In the early 90’s I was lucky enough to get my first PC. It was middle of the road for the times – a 486sx 25Mhz, with a whopping 4MB of RAM and a gigantic 100MB hard disk. I was chuffed to find a picture of it on the ‘net, here it is in all its glory:
By today’s standards most definitely primitive, but at the time it was my pride and joy!
I was a spotty, awkward and anti-social teenager at the time and I obviously got it as a “study aid”. Hmmm, silence…….. are those crickets I hear in the background? OK, well, to be honest, that was just an excuse! I admit it, I wanted to play games! Sorry mum!! Many games graced that machine and one of those was DOOM. Now, any gamer worth his or her salt should be immediately familiar with this particular game. If you aren’t, for shame! This game was, excuse the pun, a game changer for the first person shooter genre.
Released in December ’93, this game was to take the world by storm. I still remember reading a review in a PC mag. It had just one screen shot – the player was being smacked up the head by a particularly angry looking Imp. Here’s a couple of the fellows out for their afternoon constitutional……

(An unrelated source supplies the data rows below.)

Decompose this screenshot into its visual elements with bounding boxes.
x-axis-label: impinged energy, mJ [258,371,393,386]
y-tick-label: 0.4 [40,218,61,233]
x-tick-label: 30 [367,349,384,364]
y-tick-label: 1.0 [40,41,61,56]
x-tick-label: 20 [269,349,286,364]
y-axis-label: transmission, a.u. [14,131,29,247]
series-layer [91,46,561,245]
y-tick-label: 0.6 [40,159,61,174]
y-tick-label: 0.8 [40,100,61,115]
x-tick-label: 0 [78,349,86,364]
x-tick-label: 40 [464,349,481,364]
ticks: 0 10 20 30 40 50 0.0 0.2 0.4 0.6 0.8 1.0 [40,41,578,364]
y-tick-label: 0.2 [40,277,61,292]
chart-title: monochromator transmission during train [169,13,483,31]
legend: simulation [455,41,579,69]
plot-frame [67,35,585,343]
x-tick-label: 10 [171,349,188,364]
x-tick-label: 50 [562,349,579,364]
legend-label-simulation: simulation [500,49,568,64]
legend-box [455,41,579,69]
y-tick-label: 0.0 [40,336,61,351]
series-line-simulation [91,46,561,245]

Looks kind of crap doesn’t it!? By today’s standards it probably is, but back then? Boy, oh boy, did that look cool! I distinctly remember thinking to myself: “you shall be mine, oh yes, you shall be mine”! And so it was, and it came to pass that in 1994 I got hold of a copy of the shareware version of DOOM. The full game consisted of three episodes: Knee-Deep in the Dead, The Shores of Hell and Inferno. In the shareware version you’d get the first episode for free. It came on four 3.5 inch floppy disks. Yep, you read correctly – FLOPPY DISKS!! I installed it with eager anticipation and I wasn’t disappointed! This was a game which lived up to the hype. It was simply brilliant. Creeping through dark corridors, hearing hell-spawn in the distance, you really got immersed in the experience. I recall on one occasion I was caught completely off guard whilst passing through a relatively quiet and dark area of the game. Arriving at the end of a dark corridor, an Imp jumps out at me from nowhere, screaming, hissing and scratching at me like a cat in heat. I literally jumped out of my seat with fright. True, it was quickly dispatched with my trusty shotgun, but it was a close call. That little brown bundle of spikes, teeth and fireballs may not have killed me, but the fright it gave me sure knocked a couple of years off me!
Needless to say, I put up the cash for the full version!
But what made DOOM so good? There were other 1st person shooters knocking around at the time. DOOM itself even had a predecessor in the form of Wolfenstein 3D. That in itself was a great game – there’s even a HTML5 version you can play. What did DOOM have that the other’s didn’t? What made it so special that, for a number of years after its release, all other 1st person shooters were called “DOOM Clones”? What was its secret? In my opinion three things made the difference.
Atmosphere and Ambiance
Take a look at the two images below.
The one on the left is from Wolfenstein 3D, while the other is from DOOM. Wolfenstein is very plain with solid colours throughout, whereas you can immediately see that DOOM’s game world is much more realistic, creating different moods with textures and colours.
DOOM was highly and easily customisable. You could create new levels and characters through what were called WAD files. You didn’t need to know a low level programming language to create them either. This created and extended interest in the game through loads of new and diverse content.
Multiplayer Network Games
This is something taken for granted today, but back then this was relatively new for first person shooters. Up to 10 players could play together over a LAN. The games were called Deathmatches. Some attribute this term to DOOM itself, however this is mired in controversy and it is unclear if DOOM was responsible for the adoption of this term. This feature however, was probably the game’s biggest attraction. It was so popular that many companies had to incorporate firewall rules on office networks to specifically block deathmatch games.
All this along with the slick, robust and reliable game engine as well as the ease of distribution through shareware made DOOM a gaming phenomenon. It was the game that really kick started the first person genre. In my opinion, computer and console games are not only a technical achievement, they are also a work of art. They are a vision created by an artist and intended for the enjoyment of others. In this respect DOOM is a masterpiece and deserves a place in the gaming equivalent of the Louvre!
What do you think? Was DOOM critical to the rise of the FPS? I’d love to hear your comments, opinions and a few gaming adventures!
Now, if you’ll excuse me, I think I’ll dust off my BFG9000 and go Imp hunting!